BIC.sample.classes <- read.table(
  file.path(dir["BICdata"], dataFiles["sample classes"]), 
  stringsAsFactors = FALSE, # Added by JvH 2020-07-24
  header = TRUE)
# dim(BIC.sample.classes)
# names(BIC.sample.classes)
# head(BIC.sample.classes)
# class(BIC.sample.classes$cancer.type)

## Define sample colors and 1-letter symbols
class.symbols <- c(
  "Basal.like" = "L",
  "HER2pos" = "H",
  "Luminal.A" = "A",
  "Luminal.B" = "B",
  "Unclassified" = "U"
)
BIC.sample.classes$symbol <- class.symbols[BIC.sample.classes$cancer.type]
table(BIC.sample.classes$symbol)


  A   B   H   L   U 
422 118  41 131 107

## Define a color for each cancer class and assign colors to samples accordingly.
class.colors <-  c(
  "Basal.like" = "brown",
  "HER2pos" = "darkgreen",
  "Luminal.A" = "blue",
  "Luminal.B" = "violet",
  "Unclassified" = "grey"
)
BIC.sample.classes$color <- class.colors[BIC.sample.classes$cancer.type]


## Load differential expression analysis results from DESeq2
BIC.deg <- read.table(file.path(dir["BICdata"], dataFiles["DEG table"]),
                      header = TRUE)
# head(BIC.deg)

#### Reorder samples in order to group them by class ####
sampleNamesByClass <- rownames(BIC.sample.classes)[order(BIC.sample.classes$cancer.type)]
length(sampleNamesByClass)

[1] 819

BIC.expr <- BIC.expr[, sampleNamesByClass]
BIC.sample.classes <- BIC.sample.classes[sampleNamesByClass, ]

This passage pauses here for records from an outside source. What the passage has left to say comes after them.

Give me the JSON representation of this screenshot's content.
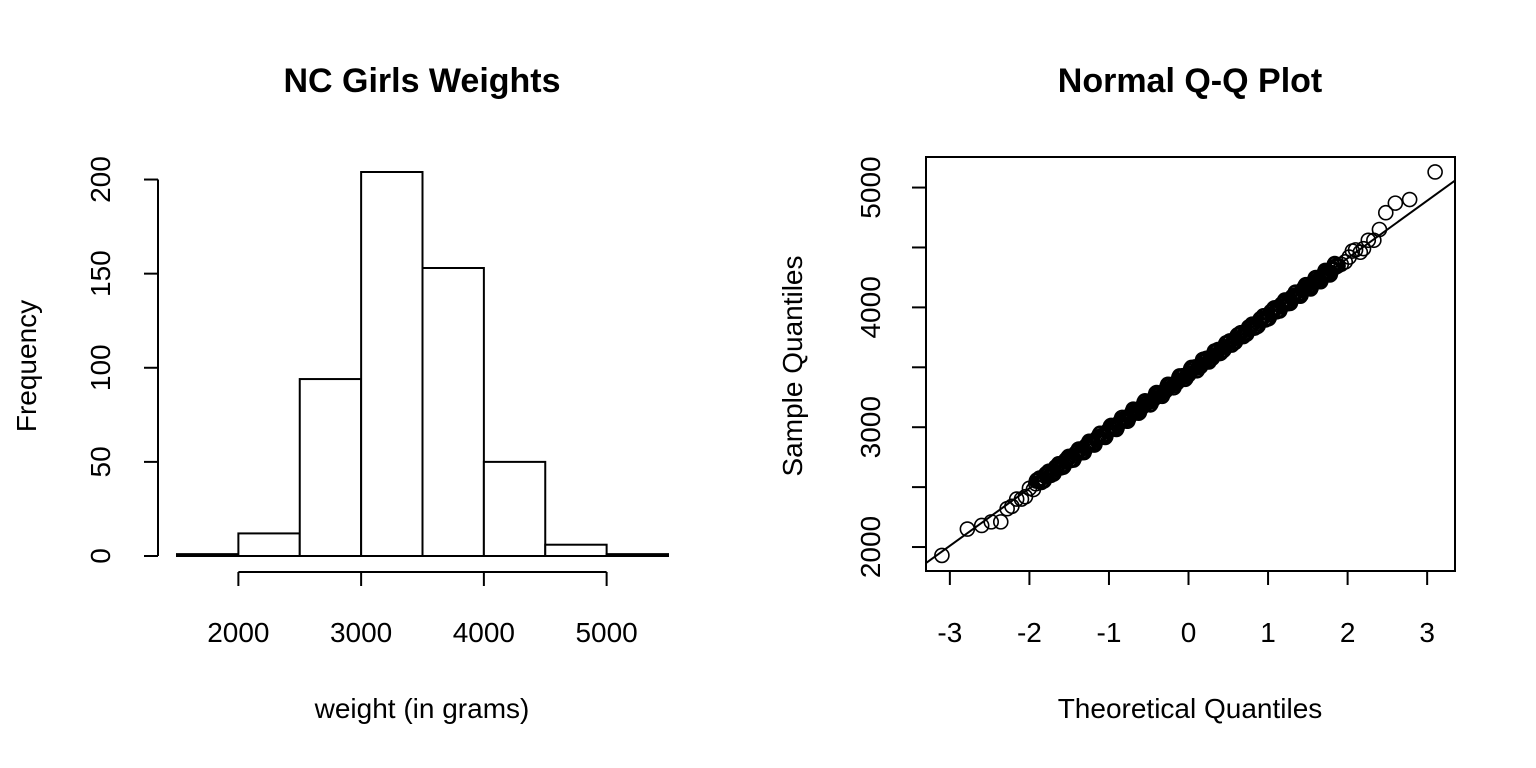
{
  "chart_data": [
    {
      "type": "bar",
      "title": "NC Girls Weights",
      "xlabel": "weight (in grams)",
      "ylabel": "Frequency",
      "bins": [
        {
          "from": 1500,
          "to": 2000,
          "count": 1
        },
        {
          "from": 2000,
          "to": 2500,
          "count": 12
        },
        {
          "from": 2500,
          "to": 3000,
          "count": 94
        },
        {
          "from": 3000,
          "to": 3500,
          "count": 204
        },
        {
          "from": 3500,
          "to": 4000,
          "count": 153
        },
        {
          "from": 4000,
          "to": 4500,
          "count": 50
        },
        {
          "from": 4500,
          "to": 5000,
          "count": 6
        },
        {
          "from": 5000,
          "to": 5500,
          "count": 1
        }
      ],
      "xticks": [
        2000,
        3000,
        4000,
        5000
      ],
      "yticks": [
        0,
        50,
        100,
        150,
        200
      ],
      "xlim": [
        1500,
        5500
      ],
      "ylim": [
        0,
        204
      ],
      "grid": false
    },
    {
      "type": "scatter",
      "title": "Normal Q-Q Plot",
      "xlabel": "Theoretical Quantiles",
      "ylabel": "Sample Quantiles",
      "xticks": [
        -3,
        -2,
        -1,
        0,
        1,
        2,
        3
      ],
      "yticks": [
        2000,
        2500,
        3000,
        3500,
        4000,
        4500,
        5000
      ],
      "xlim": [
        -3.3,
        3.35
      ],
      "ylim": [
        1800,
        5255
      ],
      "reference_line": {
        "intercept": 3450,
        "slope": 480
      },
      "tail_points": [
        {
          "x": -3.1,
          "y": 1930
        },
        {
          "x": -2.78,
          "y": 2150
        },
        {
          "x": -2.6,
          "y": 2180
        },
        {
          "x": -2.48,
          "y": 2210
        },
        {
          "x": -2.36,
          "y": 2210
        },
        {
          "x": -2.28,
          "y": 2320
        },
        {
          "x": -2.22,
          "y": 2340
        },
        {
          "x": -2.16,
          "y": 2400
        },
        {
          "x": -2.1,
          "y": 2400
        },
        {
          "x": -2.05,
          "y": 2420
        },
        {
          "x": -2.0,
          "y": 2490
        },
        {
          "x": -1.95,
          "y": 2480
        },
        {
          "x": 1.92,
          "y": 4360
        },
        {
          "x": 1.97,
          "y": 4380
        },
        {
          "x": 2.02,
          "y": 4420
        },
        {
          "x": 2.06,
          "y": 4470
        },
        {
          "x": 2.1,
          "y": 4480
        },
        {
          "x": 2.16,
          "y": 4460
        },
        {
          "x": 2.2,
          "y": 4490
        },
        {
          "x": 2.26,
          "y": 4560
        },
        {
          "x": 2.33,
          "y": 4560
        },
        {
          "x": 2.4,
          "y": 4650
        },
        {
          "x": 2.48,
          "y": 4790
        },
        {
          "x": 2.6,
          "y": 4870
        },
        {
          "x": 2.78,
          "y": 4900
        },
        {
          "x": 3.1,
          "y": 5130
        }
      ],
      "central_range": [
        -1.92,
        1.88
      ],
      "central_count": 470,
      "grid": false
    }
  ]
}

kable(dataFiles, col.names = "File", caption = "Data files")

Data files
	File
expression	BIC_log2-norm-counts_edgeR_DEG_top_1000.tsv.gz
sample classes	BIC_sample-classes.tsv.gz
DEG table	BIC_edgeR_DEG_table.tsv.gz

The expression file contains 1000 rows (genes) x 819 columns (samples).

The sample description table contains 819 rows (samples) x 6 columns (description fields). The first column indicates the cancer type, and the three following one indicate the values (positive/negative) for three marker genes used as diagnostic markers for the cancer type (ER1, PR1 et Her2).

kable(head(BIC.sample.classes, n = 5), caption = "First rows of the sample description table. ")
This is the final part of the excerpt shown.